Nous sommes sur une histoire et un répertoire foncièrement français, et sur un dispositif créatif anglo-saxon, à la Broadway. Je dirais que l’on a pris le meilleur des deux mondes. Je suis frappé notamment par les exigences demandées, la rigueur, l’organisation. Sans compter le temps de préparation, autant en amont. Nous avons ainsi eu deux workshops, d’une semaine, dès le printemps dernier, pour travailler le texte, étudier les personnages, approfondir l’interprétation. Cela a aussi permis d’arriver aux répétitions avec déjà un fort esprit de troupe. C’est extrêmement important.
Et puis, la technicité à l’américaine c’est aussi un fonctionnement par strate. Notamment lors des répétitions. D’abord la mise en place, avant d’ajouter les déplacements, les entrées, les sorties, les accessoires. Puis ont été intégrées les chorégraphies, et le texte à plat, avant de rentrer précisément dans le détail des scènes, d’ajouter costumes, décors, lumières.

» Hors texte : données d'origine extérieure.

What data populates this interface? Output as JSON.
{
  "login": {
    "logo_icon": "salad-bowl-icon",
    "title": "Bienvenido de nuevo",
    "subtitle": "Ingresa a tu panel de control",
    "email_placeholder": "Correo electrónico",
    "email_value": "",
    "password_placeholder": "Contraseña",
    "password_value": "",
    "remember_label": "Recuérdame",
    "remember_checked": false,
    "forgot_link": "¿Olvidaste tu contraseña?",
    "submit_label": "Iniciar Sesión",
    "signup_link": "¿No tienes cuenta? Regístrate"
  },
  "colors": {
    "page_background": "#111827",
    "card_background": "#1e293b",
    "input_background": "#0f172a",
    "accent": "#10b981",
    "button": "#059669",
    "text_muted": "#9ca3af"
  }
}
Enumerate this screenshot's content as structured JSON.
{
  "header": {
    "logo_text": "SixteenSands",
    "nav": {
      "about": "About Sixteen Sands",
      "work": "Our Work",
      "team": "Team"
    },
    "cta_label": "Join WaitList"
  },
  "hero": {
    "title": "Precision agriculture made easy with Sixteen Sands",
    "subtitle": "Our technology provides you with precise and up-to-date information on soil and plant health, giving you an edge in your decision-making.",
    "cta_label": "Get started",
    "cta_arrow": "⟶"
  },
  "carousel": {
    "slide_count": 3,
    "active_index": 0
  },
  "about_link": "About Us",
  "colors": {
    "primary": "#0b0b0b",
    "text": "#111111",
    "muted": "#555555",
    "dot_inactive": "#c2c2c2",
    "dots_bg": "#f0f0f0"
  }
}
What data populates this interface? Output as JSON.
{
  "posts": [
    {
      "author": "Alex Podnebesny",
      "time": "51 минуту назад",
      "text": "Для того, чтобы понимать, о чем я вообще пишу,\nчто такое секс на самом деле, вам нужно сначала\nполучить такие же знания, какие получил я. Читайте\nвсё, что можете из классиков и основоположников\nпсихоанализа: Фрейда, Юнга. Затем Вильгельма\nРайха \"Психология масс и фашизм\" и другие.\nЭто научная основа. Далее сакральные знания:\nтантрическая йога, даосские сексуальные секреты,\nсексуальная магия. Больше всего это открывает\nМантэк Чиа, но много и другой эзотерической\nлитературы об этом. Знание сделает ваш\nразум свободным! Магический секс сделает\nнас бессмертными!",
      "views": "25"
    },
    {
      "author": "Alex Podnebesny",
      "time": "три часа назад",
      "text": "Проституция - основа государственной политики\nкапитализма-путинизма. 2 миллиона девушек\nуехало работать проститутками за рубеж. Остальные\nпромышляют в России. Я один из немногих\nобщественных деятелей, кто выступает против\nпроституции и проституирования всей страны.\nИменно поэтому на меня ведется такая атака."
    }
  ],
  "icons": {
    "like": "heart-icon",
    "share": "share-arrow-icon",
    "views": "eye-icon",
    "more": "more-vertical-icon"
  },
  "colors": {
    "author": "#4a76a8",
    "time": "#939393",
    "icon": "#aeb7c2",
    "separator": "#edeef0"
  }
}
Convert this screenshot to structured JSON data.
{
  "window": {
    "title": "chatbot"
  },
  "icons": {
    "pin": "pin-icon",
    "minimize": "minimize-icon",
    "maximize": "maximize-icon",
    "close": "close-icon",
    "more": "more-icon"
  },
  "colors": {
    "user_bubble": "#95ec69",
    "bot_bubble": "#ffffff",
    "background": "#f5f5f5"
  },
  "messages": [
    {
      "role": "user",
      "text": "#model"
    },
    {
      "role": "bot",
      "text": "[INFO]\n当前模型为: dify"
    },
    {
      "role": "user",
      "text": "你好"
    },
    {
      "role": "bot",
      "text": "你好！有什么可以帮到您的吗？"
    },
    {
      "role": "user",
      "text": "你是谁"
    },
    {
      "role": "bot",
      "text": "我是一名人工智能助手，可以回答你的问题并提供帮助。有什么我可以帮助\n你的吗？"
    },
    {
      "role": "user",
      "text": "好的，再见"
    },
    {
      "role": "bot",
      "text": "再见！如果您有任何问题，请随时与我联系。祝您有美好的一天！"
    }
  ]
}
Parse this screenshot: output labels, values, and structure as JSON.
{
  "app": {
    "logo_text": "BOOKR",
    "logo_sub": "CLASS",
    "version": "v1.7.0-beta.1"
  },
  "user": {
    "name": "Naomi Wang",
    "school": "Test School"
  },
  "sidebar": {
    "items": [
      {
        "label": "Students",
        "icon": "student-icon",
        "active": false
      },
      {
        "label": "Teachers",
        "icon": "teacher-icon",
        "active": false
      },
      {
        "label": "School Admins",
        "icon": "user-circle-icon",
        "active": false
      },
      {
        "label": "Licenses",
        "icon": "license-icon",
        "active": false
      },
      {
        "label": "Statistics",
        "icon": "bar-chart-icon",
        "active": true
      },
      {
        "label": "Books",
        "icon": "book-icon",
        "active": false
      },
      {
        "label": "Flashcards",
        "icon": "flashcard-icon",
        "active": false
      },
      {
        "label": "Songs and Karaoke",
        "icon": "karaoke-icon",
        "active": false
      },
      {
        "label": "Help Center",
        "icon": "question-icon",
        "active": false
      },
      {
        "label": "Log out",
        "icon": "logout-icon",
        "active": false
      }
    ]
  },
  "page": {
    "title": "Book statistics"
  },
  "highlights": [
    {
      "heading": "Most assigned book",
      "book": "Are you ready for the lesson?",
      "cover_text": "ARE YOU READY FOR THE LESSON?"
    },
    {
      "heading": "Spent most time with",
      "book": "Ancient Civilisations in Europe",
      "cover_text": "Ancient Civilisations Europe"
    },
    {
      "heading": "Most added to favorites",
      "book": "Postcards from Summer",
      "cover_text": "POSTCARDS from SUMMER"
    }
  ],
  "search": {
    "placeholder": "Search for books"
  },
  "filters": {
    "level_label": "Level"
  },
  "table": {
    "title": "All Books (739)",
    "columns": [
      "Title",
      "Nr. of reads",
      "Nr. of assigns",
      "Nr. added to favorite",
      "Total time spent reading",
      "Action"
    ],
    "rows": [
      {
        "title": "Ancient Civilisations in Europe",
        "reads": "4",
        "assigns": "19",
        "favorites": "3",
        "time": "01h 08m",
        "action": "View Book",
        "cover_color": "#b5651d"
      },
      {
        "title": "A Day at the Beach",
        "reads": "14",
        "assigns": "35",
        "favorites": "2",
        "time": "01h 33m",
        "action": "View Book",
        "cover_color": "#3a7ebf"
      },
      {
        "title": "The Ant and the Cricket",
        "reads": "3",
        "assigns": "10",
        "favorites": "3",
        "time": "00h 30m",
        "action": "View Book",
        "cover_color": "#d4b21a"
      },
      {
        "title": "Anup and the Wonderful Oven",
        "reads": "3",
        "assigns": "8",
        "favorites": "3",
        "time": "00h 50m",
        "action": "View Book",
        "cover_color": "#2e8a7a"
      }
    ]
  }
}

Tout est fluide… Je ne pensais pas être traversé par tant d’émotion avec du Sardou. Je suis très fier de participer à cette aventure. Je suis sûr qu’elle va toucher trois ou quatre générations.
Pour conclure, avez-vous un modèle ? Quelqu’un qui vous inspire ?
David Ban, David Alexis, Prisca Demarez… Ce sont des joyaux de la comédie musicale française. Et Alexandre Faitrouni qui était mon prof de jeu au cours Florent ; non seulement c’est un comédien d’exception, mais en plus il sait transmettre. Ce mec est un génie (rires).